How does Databricks enforce user isolation?
This page explains how Databricks uses Lakeguard to enforce user isolation in shared compute environments and fine-grained access control in dedicated compute.
What is Lakeguard?
Lakeguard is a background service on Databricks that enforces code isolation and data filtering so multiple users can share the same compute resource securely and cost‑effectively, even when fine‑grained access controls are in place.
How does Lakeguard work?
In shared compute environments such as standard classic compute, serverless compute, and SQL warehouses, Lakeguard isolates user code from the Spark engine and from other users. This design enables many users to share the same compute resources while keeping strict boundaries between users, the Spark driver, and executors.
Classic Spark architecture
The following image shows how in the traditional Spark architecture, user applications share a JVM with privileged access to the underlying machine.
Lakeguard architecture
Lakeguard isolates all user code using secure containers. This allows multiple workloads to run on the same compute resource while maintaining strict isolation between users.
Spark client isolation
Lakeguard isolates client applications from the Spark driver and from each other using two key components:
-
Spark Connect: Lakeguard uses Spark Connect (introduced with Apache Spark 3.4) to decouple client applications from the driver. Client applications and drivers no longer share the same JVM or classpath. This separation prevents unauthorized data access. This design also prevents users from accessing data resulting from over‑fetching when queries include row‑ or column‑level filters.
-
Container sandboxing: Each client application runs in its own isolated container environment.
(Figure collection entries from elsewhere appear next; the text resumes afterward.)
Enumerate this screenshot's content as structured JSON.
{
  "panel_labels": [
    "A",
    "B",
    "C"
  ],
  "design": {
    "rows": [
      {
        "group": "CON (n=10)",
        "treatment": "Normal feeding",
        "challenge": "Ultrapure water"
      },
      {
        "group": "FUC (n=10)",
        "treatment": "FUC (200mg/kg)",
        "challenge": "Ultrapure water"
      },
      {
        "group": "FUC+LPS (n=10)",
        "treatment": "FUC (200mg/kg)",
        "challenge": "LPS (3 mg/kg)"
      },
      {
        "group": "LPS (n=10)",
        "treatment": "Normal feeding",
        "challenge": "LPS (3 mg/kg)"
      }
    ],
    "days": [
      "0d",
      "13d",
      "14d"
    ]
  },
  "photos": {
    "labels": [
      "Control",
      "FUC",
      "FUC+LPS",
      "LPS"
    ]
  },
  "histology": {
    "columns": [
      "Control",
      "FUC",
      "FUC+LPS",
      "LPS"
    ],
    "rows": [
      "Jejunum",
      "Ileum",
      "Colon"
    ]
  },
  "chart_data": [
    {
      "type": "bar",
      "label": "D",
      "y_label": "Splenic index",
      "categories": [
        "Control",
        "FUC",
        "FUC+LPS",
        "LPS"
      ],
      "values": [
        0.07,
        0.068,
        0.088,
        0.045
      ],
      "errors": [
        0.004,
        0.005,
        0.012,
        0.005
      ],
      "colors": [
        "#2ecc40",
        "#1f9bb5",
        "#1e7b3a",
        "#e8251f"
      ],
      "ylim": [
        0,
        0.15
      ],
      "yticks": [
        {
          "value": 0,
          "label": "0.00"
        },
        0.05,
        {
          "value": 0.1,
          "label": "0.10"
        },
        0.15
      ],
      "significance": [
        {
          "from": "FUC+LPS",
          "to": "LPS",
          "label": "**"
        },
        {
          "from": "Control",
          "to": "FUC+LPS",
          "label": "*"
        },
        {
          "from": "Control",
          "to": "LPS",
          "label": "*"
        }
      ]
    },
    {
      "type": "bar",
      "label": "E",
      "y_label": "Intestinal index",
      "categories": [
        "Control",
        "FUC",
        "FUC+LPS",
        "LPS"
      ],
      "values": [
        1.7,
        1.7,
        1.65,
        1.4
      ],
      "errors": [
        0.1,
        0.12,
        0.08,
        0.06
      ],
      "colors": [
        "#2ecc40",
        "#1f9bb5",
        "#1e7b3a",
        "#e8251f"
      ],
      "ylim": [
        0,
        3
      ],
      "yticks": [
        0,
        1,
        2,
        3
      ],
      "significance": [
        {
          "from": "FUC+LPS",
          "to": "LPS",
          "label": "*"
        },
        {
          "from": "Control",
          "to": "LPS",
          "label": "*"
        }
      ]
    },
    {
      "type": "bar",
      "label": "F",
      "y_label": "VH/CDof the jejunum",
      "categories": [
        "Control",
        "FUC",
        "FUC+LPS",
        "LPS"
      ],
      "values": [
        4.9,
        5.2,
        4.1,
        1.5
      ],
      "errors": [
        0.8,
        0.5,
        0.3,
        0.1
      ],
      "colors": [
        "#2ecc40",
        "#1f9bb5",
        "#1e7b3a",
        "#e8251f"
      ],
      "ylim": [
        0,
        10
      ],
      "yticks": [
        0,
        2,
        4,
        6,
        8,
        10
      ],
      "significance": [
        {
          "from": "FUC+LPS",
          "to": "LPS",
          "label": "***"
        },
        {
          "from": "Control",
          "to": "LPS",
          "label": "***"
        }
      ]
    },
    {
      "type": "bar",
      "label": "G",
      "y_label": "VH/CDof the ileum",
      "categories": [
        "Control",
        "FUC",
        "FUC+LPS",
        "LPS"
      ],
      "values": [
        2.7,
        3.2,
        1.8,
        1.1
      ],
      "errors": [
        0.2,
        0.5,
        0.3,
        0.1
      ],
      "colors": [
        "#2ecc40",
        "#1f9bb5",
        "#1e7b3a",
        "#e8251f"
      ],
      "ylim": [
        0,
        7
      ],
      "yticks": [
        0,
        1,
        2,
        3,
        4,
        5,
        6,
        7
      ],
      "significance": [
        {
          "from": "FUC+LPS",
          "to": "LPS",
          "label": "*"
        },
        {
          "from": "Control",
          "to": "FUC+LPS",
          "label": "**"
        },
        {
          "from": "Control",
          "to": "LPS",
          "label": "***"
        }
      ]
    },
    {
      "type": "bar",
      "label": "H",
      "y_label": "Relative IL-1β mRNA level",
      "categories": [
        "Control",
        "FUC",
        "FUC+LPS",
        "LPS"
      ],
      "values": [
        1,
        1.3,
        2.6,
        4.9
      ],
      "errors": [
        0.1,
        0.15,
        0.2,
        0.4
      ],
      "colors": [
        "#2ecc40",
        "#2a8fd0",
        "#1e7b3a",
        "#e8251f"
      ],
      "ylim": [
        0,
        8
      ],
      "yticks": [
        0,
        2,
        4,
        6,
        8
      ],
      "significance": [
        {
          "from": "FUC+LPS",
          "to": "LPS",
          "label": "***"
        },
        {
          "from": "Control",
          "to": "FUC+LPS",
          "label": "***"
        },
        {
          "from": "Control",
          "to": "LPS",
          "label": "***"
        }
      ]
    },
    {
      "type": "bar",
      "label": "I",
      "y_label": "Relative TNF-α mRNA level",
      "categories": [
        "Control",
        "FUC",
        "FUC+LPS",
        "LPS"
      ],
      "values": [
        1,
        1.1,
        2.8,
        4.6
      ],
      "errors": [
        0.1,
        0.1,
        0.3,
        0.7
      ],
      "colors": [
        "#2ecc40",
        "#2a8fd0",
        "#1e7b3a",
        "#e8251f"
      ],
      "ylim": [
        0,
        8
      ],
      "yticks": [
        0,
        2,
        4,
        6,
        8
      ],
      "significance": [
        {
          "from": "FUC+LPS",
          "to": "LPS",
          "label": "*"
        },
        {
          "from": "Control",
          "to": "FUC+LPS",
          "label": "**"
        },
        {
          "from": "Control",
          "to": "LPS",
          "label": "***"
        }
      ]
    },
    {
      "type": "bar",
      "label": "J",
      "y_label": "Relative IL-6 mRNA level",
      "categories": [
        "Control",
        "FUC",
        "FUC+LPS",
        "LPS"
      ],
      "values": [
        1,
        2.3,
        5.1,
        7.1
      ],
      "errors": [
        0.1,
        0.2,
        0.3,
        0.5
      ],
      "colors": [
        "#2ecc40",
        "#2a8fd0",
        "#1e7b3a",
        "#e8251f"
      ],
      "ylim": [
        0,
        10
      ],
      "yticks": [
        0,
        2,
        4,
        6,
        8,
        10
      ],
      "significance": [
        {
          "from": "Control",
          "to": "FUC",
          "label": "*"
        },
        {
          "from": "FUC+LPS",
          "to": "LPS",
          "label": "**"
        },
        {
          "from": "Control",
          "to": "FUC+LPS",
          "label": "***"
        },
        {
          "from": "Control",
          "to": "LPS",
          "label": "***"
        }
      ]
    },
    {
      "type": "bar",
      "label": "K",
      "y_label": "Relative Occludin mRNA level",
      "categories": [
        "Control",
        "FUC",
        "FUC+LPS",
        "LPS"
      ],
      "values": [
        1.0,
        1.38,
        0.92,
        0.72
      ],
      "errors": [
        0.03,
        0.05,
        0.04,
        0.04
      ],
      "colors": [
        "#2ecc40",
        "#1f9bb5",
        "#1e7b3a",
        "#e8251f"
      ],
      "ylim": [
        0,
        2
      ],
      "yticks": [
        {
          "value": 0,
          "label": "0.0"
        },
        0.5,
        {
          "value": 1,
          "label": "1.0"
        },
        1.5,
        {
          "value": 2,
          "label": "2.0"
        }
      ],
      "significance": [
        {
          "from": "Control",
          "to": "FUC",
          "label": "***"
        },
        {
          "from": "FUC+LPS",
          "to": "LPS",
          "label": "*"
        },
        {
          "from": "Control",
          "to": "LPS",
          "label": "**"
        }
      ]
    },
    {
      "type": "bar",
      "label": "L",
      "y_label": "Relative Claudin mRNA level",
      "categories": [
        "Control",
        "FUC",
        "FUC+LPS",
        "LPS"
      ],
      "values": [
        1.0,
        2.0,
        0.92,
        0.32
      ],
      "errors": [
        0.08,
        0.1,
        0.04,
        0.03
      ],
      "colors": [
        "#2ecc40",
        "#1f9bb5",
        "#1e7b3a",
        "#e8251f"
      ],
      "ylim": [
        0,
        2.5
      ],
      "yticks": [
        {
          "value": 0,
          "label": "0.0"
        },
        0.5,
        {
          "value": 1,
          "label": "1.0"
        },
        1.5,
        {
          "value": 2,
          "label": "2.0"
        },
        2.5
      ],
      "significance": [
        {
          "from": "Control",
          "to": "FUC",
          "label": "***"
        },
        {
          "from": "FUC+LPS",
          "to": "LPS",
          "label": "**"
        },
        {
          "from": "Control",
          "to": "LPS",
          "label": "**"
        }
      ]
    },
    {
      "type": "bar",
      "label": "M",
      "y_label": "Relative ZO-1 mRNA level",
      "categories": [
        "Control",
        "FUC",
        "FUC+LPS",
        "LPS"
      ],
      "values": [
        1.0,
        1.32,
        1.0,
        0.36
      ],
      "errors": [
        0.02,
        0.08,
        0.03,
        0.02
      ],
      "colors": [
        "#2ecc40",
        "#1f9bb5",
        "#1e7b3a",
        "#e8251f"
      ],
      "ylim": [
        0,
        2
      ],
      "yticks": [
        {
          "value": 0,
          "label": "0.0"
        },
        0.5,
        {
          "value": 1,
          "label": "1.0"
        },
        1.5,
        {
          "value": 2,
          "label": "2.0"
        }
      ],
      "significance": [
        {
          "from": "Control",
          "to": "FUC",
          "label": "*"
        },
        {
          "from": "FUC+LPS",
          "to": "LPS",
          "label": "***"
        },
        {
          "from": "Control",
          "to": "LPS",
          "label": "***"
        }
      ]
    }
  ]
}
This prevents user code from accessing other users' data or the underlying machine. The sandboxing uses container-based isolation techniques to create secure boundaries between users.
UDF isolation
By default, Spark executors do not isolate UDFs. That lack of isolation can allow UDFs to write files or access the underlying machine.
Lakeguard isolates user-defined code, including UDFs, on Spark executors by:
- Sandboxing the execution environment on Spark executors.
- Isolating egress network traffic from UDFs to prevent unauthorized external access.
- Replicating the client environment into the UDF sandbox so users can access required libraries.
This isolation applies to UDFs on standard compute and to Python UDFs on serverless compute and SQL warehouses.